I'm aware of only one tool
that can do this in-place modification. Unfortunately this tool is
not much more than a one-weekend hack (at the time of this writing)
and thus it is fragile. (See the disclaimer of the author.) But fast.
Please notify me (or edit this post) if this tool gets improved significantly.
create a larger disk and copy everything over, as you've suggested.
This may be enough if you don't need to preserve NTFS features like
junctions, soft/hard links etc.
plan for the potential expansion and start with a huge (say 1TB) dynamic VHD,
comprised of a small partition and lots of unpartitioned (reserved) space.
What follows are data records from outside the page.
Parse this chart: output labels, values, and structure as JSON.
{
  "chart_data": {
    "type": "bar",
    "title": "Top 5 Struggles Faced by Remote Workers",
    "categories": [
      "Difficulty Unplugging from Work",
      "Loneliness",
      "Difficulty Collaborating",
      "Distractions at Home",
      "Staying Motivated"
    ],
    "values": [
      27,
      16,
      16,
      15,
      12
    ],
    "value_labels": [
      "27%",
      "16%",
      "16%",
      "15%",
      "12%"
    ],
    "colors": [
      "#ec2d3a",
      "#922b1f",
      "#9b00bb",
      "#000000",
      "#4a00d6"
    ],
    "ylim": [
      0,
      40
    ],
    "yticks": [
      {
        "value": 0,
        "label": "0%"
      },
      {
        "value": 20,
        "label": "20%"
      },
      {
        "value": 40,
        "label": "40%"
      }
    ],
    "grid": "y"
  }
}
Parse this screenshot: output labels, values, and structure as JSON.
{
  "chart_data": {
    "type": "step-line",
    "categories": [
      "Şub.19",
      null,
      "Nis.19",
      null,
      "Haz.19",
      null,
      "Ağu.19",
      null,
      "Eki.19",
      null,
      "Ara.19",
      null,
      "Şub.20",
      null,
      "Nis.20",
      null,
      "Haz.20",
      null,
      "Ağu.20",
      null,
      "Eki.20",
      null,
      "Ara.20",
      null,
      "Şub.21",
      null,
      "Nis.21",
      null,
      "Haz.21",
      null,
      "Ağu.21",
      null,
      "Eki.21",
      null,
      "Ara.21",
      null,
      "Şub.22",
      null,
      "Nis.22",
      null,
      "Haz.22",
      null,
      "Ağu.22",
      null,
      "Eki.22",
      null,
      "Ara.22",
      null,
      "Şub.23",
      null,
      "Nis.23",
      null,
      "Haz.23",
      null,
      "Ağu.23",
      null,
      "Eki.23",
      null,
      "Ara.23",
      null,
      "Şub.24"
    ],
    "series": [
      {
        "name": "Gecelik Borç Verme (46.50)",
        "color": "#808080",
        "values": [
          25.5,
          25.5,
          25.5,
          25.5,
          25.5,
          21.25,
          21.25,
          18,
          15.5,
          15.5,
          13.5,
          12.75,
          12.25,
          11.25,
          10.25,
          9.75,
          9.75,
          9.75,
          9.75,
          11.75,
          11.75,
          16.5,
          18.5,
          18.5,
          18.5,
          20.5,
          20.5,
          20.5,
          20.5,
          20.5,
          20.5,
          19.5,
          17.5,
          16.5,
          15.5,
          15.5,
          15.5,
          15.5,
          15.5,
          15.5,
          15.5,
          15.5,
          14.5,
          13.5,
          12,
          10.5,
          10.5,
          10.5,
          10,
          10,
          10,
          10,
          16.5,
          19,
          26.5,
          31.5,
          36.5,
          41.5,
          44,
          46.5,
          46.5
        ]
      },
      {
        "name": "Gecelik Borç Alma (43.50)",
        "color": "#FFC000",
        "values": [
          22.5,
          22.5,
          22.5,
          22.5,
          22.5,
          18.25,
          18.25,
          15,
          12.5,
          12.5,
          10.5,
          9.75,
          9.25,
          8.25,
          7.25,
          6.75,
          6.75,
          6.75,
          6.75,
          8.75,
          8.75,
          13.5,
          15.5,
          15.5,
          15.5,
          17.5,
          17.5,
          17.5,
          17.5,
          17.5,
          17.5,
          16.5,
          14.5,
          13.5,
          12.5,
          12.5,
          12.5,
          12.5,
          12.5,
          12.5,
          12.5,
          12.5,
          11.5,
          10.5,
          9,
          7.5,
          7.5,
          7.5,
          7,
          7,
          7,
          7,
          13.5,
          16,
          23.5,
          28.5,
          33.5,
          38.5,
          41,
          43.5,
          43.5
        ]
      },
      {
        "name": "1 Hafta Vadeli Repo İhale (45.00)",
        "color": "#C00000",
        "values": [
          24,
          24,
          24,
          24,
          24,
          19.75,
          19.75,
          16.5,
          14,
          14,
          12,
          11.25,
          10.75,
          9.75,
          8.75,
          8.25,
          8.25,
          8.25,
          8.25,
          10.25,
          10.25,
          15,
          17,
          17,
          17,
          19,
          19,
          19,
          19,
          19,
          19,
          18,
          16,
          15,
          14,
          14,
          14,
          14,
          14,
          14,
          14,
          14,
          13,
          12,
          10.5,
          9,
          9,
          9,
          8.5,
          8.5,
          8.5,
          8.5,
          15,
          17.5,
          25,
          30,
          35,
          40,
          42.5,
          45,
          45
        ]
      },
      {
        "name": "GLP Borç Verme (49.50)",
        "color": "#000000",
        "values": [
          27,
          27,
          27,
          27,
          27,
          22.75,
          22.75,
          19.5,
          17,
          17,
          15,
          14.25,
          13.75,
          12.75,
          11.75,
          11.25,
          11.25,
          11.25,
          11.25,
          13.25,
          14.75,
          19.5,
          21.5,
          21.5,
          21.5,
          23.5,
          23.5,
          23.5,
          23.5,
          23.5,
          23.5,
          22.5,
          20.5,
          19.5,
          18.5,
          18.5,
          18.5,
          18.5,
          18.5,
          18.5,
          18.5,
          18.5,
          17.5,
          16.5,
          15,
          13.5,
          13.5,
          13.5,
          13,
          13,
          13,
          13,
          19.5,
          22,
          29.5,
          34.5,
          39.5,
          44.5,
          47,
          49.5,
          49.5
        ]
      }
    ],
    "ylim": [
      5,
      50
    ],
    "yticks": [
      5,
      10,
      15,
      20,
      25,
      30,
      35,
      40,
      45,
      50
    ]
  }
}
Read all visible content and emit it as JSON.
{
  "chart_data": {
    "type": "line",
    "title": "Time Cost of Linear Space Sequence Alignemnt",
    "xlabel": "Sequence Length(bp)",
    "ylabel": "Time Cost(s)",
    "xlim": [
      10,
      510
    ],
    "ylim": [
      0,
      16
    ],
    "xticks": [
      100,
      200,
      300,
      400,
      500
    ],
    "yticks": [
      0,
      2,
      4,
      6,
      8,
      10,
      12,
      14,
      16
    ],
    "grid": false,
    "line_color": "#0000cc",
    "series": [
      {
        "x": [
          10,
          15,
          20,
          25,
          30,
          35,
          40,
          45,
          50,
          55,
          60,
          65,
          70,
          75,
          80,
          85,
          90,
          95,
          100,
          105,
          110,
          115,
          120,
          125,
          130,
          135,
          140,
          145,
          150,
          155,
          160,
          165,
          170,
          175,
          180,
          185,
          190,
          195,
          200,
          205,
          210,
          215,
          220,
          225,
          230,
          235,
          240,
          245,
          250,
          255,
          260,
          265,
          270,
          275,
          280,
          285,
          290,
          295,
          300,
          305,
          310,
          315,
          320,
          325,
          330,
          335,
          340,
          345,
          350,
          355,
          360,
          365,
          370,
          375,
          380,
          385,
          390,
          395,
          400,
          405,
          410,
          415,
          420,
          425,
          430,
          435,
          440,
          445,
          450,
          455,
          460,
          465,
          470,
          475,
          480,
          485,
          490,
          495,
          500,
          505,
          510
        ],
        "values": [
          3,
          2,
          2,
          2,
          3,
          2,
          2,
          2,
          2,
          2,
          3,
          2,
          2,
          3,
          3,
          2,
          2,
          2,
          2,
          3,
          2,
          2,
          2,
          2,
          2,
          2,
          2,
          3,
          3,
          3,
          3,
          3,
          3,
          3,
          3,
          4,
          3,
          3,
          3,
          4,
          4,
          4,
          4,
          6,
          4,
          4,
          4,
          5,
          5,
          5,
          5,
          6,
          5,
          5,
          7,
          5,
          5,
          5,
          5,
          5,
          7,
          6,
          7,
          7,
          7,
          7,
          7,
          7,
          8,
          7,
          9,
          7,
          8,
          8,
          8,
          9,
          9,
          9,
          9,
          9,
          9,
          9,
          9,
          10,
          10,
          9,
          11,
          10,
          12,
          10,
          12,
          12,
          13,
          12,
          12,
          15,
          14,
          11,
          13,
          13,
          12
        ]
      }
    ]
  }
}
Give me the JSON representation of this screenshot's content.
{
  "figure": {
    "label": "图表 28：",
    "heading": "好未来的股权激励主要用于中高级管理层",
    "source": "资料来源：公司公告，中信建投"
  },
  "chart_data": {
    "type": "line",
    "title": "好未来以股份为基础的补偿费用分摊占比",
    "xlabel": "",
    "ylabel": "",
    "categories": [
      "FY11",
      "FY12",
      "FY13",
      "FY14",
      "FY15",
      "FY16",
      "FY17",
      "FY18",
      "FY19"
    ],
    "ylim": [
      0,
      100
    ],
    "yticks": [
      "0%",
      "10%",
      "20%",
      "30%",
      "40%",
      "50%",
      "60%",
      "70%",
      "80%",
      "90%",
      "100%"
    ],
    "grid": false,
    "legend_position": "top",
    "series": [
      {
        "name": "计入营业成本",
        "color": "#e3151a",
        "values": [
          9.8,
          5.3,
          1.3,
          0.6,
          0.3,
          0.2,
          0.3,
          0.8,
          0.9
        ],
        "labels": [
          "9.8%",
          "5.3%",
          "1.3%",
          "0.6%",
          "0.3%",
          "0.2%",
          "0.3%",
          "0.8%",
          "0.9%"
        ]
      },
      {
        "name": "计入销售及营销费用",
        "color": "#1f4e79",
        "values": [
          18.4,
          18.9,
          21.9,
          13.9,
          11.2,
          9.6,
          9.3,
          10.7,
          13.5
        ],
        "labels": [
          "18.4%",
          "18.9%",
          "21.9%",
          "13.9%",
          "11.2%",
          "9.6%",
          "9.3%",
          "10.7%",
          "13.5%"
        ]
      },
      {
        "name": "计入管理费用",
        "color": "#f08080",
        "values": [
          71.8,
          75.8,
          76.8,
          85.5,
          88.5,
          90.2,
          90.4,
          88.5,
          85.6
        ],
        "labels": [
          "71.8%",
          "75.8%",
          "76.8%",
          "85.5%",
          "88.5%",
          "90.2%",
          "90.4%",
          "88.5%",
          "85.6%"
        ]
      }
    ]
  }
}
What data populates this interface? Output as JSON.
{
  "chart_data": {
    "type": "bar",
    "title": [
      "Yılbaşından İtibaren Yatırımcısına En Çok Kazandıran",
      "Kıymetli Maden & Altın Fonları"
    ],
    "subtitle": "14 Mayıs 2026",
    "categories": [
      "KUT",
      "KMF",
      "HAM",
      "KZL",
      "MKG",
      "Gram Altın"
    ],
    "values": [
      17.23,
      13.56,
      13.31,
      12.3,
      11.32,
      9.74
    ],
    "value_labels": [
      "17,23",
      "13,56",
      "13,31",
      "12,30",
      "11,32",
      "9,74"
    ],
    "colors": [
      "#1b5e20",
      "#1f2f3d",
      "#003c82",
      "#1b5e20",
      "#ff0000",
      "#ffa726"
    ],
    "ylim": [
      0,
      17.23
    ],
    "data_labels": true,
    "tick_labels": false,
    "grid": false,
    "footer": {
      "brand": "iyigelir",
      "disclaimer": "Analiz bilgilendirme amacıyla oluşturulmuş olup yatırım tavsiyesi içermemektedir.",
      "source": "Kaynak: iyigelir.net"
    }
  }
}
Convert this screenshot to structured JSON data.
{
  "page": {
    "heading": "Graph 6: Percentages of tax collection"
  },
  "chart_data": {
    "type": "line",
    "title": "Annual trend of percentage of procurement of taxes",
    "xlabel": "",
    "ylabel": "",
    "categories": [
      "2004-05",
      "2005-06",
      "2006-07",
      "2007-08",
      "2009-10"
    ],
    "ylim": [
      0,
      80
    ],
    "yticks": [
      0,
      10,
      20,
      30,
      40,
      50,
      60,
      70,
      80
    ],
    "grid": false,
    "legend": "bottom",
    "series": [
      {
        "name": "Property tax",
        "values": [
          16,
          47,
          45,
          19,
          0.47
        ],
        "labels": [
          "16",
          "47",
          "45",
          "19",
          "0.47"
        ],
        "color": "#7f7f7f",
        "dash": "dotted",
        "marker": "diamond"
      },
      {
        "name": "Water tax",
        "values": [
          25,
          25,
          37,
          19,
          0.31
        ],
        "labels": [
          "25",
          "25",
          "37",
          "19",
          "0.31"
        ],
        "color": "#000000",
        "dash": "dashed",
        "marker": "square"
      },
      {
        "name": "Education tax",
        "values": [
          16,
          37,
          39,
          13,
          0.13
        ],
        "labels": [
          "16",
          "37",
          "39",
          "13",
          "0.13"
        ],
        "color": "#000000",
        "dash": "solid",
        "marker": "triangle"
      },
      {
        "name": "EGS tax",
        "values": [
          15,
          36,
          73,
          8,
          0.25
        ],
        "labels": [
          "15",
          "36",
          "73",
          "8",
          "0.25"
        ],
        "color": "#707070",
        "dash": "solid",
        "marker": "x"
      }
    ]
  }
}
Windows Disk Manager will see the unpartitioned space in the VHD, and can expand the
partition to it whenever you want -- an in-place operation. The subtle point is
that the unpartitioned area, as long as unparitioned, won't be billed, because
isn't written to. (Note that either formatting or defragmenting does allocate
the area and causes billing.)
However it'll count against the quota of your Azure Subscription (100TB).
“the hard way”: download the VHD file, use a VHD-resizer program to insert unpartitioned disk space, mount the
VHD locally, extend the partition to the unpartitioned space, unmount,
upload.
This preserves everything, even works for an OS partition, but is very
slow due to the download/upload and software installations involved.
same as above but performed on a secondary VM in Azure. This speeds up
downloading/uploading a lot. Step-by-step instructions are available here.
Unfortunately all these techniques require unmounting the drive for quite a lot of time, i.e. cannot be performed in high-available manner.